Les apparitions en tant que des prémonitions de mort ou de désastre, ou des signes de trouble mental, sont fréquentes chez Füssli que les théoriciens d'art rangent du côté du romantisme noir. Son oeuvre qui illustre souvent des sujets littéraires ou bibliques, est essentiellement nocturne. C'est peut-être pour cela qu'en premier temps, j'ai eu besoin de créer « mon Füssli », moins dérangeant, plus lumineux, plus facétieux. Par exemple, si la plupart des oeuvres célèbres du peintre représentent des femmes endormies, en proie à leurs cauchemars et aux sorcelleries, je me suis attachée plutôt au personnage de Lycidas. C'est un jeune berger couché à la belle étoile, sous un ciel calme éclairé par un croissant de lune, comme par un sourire, tandis qu'un rêve poétique marque son visage sublime. Les oeuvres inspirées par Mme Füssli m'ont également attirée d'emblée, tant elle est belle et douce dans l'« Étude d'une jeune femme portant un chapeau et un ruban ». Je me suis arrêtée sur le tableau « Roméo et Juliette » qui est d'une sérénité insolite pour Füssli (voir ma citation correspondante). le dernier baiser donné en ôtant le linceul. Pour cette raison, il est totalement à part. Comme tous les autres toiles et dessins, il est analysé avec soin et clarté.

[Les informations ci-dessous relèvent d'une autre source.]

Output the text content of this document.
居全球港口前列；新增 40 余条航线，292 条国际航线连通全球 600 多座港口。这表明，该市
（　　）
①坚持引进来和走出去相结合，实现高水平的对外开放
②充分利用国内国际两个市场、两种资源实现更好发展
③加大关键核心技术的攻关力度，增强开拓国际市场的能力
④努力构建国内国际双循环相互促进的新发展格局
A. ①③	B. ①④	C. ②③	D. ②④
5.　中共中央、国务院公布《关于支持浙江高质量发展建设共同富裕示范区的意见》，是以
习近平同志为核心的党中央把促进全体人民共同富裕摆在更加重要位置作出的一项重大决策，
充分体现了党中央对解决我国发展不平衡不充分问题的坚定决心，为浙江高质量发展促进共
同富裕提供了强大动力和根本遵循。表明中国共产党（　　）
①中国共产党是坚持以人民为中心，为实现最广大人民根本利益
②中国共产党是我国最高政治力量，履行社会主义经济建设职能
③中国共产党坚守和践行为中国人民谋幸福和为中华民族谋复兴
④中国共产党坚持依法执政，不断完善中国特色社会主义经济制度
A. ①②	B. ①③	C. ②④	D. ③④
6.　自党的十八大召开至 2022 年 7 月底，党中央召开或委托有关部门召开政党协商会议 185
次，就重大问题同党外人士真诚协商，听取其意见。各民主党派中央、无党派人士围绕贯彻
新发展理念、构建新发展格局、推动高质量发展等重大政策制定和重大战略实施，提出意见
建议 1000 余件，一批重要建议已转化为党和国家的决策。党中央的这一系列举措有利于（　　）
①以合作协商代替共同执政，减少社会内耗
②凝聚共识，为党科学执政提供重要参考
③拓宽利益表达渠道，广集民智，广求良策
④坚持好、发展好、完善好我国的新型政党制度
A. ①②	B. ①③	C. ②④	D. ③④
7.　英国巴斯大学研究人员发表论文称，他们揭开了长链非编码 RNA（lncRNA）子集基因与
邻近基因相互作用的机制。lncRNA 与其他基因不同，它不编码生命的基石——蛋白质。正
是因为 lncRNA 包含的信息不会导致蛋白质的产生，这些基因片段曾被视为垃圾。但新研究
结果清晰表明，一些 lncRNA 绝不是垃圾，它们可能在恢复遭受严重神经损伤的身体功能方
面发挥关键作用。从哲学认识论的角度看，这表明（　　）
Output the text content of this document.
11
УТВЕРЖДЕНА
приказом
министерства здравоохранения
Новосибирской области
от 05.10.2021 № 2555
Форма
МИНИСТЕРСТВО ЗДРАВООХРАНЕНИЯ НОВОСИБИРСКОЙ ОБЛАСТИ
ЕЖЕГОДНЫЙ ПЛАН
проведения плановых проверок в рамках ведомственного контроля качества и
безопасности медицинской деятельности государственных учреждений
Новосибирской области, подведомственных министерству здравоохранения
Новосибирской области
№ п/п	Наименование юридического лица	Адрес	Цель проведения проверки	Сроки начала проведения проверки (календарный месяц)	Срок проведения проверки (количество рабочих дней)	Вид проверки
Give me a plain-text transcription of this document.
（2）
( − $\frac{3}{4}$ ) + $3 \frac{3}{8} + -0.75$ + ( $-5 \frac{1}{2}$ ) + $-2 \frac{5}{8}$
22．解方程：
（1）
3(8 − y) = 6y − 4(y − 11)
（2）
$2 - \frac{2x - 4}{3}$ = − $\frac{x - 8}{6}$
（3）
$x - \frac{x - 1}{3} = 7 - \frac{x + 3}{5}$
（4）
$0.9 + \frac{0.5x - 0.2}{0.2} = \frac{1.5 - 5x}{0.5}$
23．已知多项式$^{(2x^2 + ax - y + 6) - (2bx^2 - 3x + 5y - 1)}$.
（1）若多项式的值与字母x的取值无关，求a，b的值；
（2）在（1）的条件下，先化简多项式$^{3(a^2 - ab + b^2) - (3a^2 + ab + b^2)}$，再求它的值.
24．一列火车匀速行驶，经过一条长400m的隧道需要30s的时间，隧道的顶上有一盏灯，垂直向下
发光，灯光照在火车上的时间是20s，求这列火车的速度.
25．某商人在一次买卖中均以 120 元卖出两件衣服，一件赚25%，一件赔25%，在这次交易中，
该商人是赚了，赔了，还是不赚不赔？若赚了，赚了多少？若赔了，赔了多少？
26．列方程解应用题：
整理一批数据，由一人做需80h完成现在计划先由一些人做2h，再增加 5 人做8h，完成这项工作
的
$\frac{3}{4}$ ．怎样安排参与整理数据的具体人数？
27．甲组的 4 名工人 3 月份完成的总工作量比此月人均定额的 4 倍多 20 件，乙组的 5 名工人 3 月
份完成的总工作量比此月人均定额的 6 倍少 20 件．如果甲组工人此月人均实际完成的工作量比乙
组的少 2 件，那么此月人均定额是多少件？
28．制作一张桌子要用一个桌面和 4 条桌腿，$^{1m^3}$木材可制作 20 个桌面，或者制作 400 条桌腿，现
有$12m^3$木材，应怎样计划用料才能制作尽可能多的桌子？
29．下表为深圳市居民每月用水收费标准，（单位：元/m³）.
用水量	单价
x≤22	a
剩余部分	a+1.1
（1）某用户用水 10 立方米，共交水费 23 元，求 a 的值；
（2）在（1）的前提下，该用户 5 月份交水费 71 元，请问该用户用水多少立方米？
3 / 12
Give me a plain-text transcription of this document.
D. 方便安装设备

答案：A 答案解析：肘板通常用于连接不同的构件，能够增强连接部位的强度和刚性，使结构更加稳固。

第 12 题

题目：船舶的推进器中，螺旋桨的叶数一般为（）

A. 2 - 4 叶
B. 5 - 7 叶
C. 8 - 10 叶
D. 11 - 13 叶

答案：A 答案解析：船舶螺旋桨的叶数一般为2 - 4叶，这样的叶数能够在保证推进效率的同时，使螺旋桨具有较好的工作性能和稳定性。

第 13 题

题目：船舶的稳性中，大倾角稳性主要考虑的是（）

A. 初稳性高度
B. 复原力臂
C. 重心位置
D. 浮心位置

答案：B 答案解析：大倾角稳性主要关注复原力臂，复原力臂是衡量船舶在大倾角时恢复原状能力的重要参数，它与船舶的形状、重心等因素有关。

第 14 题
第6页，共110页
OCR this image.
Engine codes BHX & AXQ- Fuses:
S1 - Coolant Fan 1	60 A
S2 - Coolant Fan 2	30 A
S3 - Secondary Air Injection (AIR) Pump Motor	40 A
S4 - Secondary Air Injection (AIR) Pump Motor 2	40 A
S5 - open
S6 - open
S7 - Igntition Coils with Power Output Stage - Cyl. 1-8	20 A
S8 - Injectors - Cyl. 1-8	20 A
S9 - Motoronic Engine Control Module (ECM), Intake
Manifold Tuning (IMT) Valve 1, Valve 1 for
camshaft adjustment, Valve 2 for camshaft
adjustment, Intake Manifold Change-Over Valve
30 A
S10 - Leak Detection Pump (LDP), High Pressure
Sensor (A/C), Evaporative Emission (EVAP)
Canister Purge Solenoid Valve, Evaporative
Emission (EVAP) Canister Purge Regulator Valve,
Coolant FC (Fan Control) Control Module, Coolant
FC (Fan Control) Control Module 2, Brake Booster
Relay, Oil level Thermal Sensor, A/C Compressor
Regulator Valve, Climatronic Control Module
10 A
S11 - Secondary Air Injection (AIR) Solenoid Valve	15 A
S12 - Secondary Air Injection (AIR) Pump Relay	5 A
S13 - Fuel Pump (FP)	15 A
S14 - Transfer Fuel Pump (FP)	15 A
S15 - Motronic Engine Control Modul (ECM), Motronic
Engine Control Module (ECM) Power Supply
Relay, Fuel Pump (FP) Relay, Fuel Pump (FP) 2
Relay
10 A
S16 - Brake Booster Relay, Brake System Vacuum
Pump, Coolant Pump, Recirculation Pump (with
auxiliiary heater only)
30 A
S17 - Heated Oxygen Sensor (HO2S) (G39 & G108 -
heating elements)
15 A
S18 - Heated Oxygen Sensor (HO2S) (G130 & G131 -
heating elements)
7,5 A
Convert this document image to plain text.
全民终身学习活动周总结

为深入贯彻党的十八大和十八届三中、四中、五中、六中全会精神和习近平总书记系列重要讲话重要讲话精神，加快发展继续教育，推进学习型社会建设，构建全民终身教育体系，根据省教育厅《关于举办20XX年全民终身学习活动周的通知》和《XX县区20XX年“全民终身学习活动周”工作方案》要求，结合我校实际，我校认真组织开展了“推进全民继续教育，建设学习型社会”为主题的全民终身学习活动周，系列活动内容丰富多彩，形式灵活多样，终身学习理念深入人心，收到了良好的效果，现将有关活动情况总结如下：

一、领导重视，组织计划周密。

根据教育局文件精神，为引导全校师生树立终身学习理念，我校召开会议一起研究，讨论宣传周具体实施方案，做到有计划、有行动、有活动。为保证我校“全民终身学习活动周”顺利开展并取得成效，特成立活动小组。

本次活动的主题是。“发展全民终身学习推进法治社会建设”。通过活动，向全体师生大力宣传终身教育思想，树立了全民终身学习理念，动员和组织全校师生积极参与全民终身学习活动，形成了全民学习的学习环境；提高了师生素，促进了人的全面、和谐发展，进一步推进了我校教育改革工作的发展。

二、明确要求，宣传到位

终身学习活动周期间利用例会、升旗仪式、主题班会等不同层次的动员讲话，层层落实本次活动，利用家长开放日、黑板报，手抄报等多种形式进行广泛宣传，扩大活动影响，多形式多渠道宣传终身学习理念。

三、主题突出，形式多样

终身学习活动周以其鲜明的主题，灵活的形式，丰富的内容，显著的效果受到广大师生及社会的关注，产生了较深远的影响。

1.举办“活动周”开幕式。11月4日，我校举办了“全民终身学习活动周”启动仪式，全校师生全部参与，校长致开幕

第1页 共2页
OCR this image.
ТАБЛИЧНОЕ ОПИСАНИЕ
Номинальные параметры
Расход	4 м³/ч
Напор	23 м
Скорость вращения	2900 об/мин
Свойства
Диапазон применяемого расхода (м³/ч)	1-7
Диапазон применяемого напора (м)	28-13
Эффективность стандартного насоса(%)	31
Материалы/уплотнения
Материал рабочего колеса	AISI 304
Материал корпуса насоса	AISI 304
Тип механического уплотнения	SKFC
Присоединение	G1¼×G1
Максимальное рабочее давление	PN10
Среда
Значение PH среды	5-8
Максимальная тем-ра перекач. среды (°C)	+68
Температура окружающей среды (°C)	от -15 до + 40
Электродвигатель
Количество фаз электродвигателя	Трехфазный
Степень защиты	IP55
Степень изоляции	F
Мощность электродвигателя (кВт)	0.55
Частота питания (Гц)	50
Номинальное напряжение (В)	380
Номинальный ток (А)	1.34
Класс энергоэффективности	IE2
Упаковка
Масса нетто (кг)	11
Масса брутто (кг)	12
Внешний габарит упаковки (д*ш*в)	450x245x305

Grâce à ce riche et instructif album, j'ai fini par admirer Füssli en pensant à l'extraordinaire liberté de son regard en comparaison de ses sages contemporains. Dire qu'il était destiné à une carrière théologique, cet artiste au goût prononcé pour des symboles érotiques !
Surtout Füssli excelle dans l'art de montrer ses personnages en mouvement, comme « Rezia plonge dans la mer avec Huon » : « Füssli représente le couple se jetant dans les flots et exploite cet épisode pour créer une composition tumultueuse et extraordinairement dynamique. »
Les diablotins de Füssli m'ont fait revenir au gros livre « Les Gargouilles de Notre-Dame » de Michael Camille, fascinant par sa profondeur, car j'étais persuadée de les avoir aperçus dans certains chapitres. Mais non, je me suis trompée. Cependant je me suis aussi demandé si l'architecte des gargouilles Eugène Viollet-le-Duc (1814-1879) connaissait l'oeuvre de Füssli (1741-1825), cet homme en avance sur son temps.
En tout cas, en 1850 Viollet-le-Duc voyage en Angleterre avec Mérimée, là il a logiquement pu apprécier les tableaux de Füssli.
La dimension onirique de Füssli me fait aussi étrangement penser aux tableaux de l'Italien de Chirico (1888-1978), à ses énigmes issues de ses souvenirs personnels. La tête frénétique du cheval dans une luxueuse chambre à coucher de Füssli en est un exemple. La peinture de de Chirico est traditionnellement définie comme métaphysique parce qu'elle transpose la réalité au-delà des repères habituels et joue sur le contraste entre la précision réaliste des objets et de l'espace, que le peintre met en scène, et la dimension du songe qu'il leur offre. Les deux artistes étaient admirés par les surréalistes. Même le visage de Füssli, de profil, me rappelle celui de de Chirico, par le port de la tête, quoique je ne les aie considérés que sur des portraits ! Excusez-moi si ce billet abonde en impressions individuelles. En tous cas, c'est le livre qui est fort inspirant.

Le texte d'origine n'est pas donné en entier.